Inside the rust provides way to drywall — stained white wood. The latter is articulated with 7,000 (! ) ) 3/4×1-1/2″ slats –“one buck a slat,” according to Brown, who additionally asserts,”Drywall walls are boring!” And they’ve nothing on the stunning view at the end of this big double-height living space, what one sees rounding the corner from the end of the bridge. The ribbon window in the floor is a unique touch, one which highlights the trees down the mountain.

Randy Brown

But the white drywall walls are also the perfect foil for the million of timber slats; they create a background for the numerous screens that provide the house what Brown wanted, some”transparency and lightness.” The broad drywall extends into the ceiling, which makes the exposed timber joists as powerful as the various timber slats.

Randy Brown

Ripe for experimentation would be the bedrooms and play areas for the kids. These screens in the boys’ bedroom appear to eat up a fantastic chunk of the thousands of timber slats, and they surely reinforce the house as a laboratory. They might appear frivolous, however I liken their existence to pre-litigation playgrounds; the purpose of the screens might be ambiguous, however they’re a spur for the creativity and a welcome respite from the standard.

Randy Brown

Elsewhere the experiments are somewhat more subdued, such as the guest suite, which rounds out this tour. A hole in drywall is carved to become a cavity of light and reveal what looks like some wires. Whatever the situation might be, I’m drawn to the small window in bottom right that seems to frame the base of a small tree which angles as it climbs.

Randy Brown

Panning left we see the rest of the guest suite: the tub and sink (behind the latter is the toilet alcove). In this house of Corten steel, white drywall, and thousands of timber slats, there’s still room for some marble. I particularly like how the mirror confronts the view out the full-height window, making a nice natural background when brushing one’s teeth.

Randy Brown

One final look at the house — from the sink region throughout the shower which shares a wall with the bathtub’ reveals the sophistication that occurs even in a few of the very straightforward spaces in Brown’s addition. Huge expanses of glass alternative with small slot windows; materials overlap and erode to reveal structure; and perspectives cross numerous borders. Ultimately, like any house the perspectives are an significant part the house. They are a means of orienting the dynamic strategy, be it in the double-height living space or the guest suite in the other side of the house.

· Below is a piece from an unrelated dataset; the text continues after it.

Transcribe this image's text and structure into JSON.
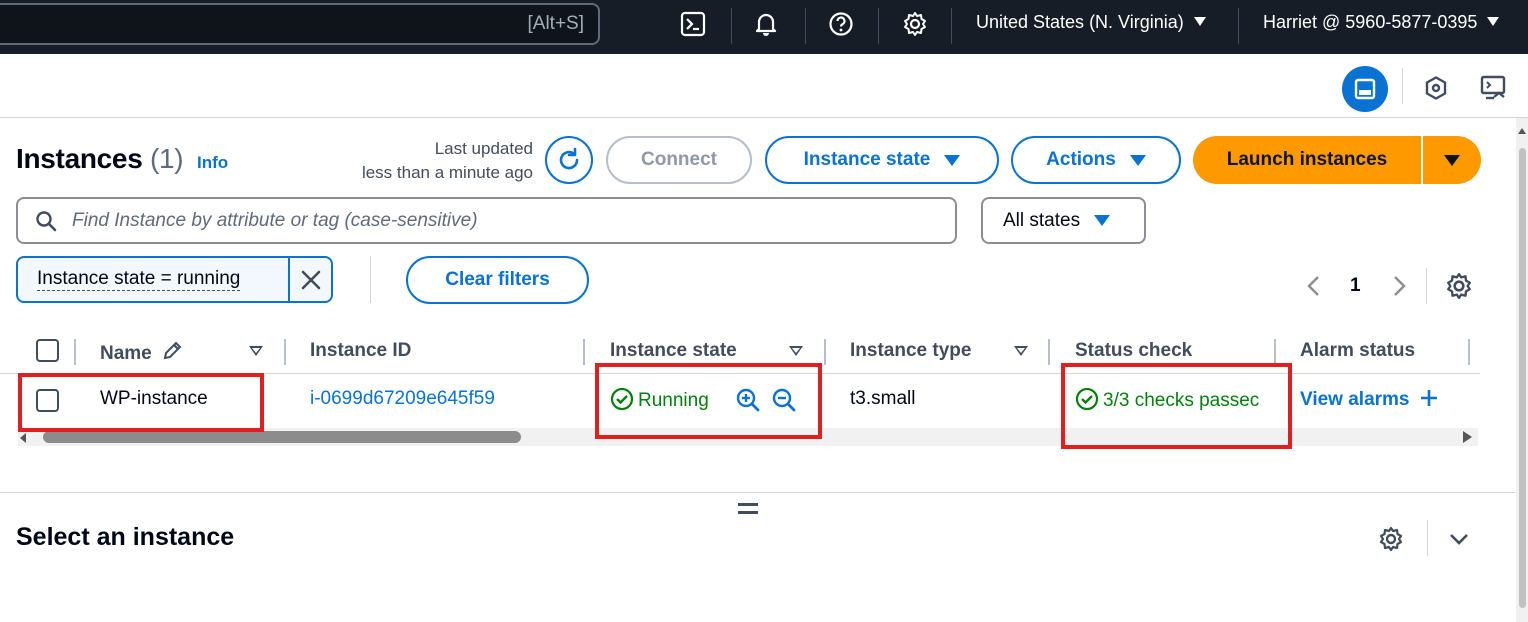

Yes, Brown’s house is a laboratory that brings its fair share of architectural admirers — he admits contemporary peers such as Larry Scarpa, Marlon Blackwell, and Merrill Elam have trekked to observe the house — but it’s still an environment which works for him and his loved ones. It provides shelter and a means of interacting with nature, but it’s also lively and embraces delight and surprise, some components missing from much contemporary residential buildings.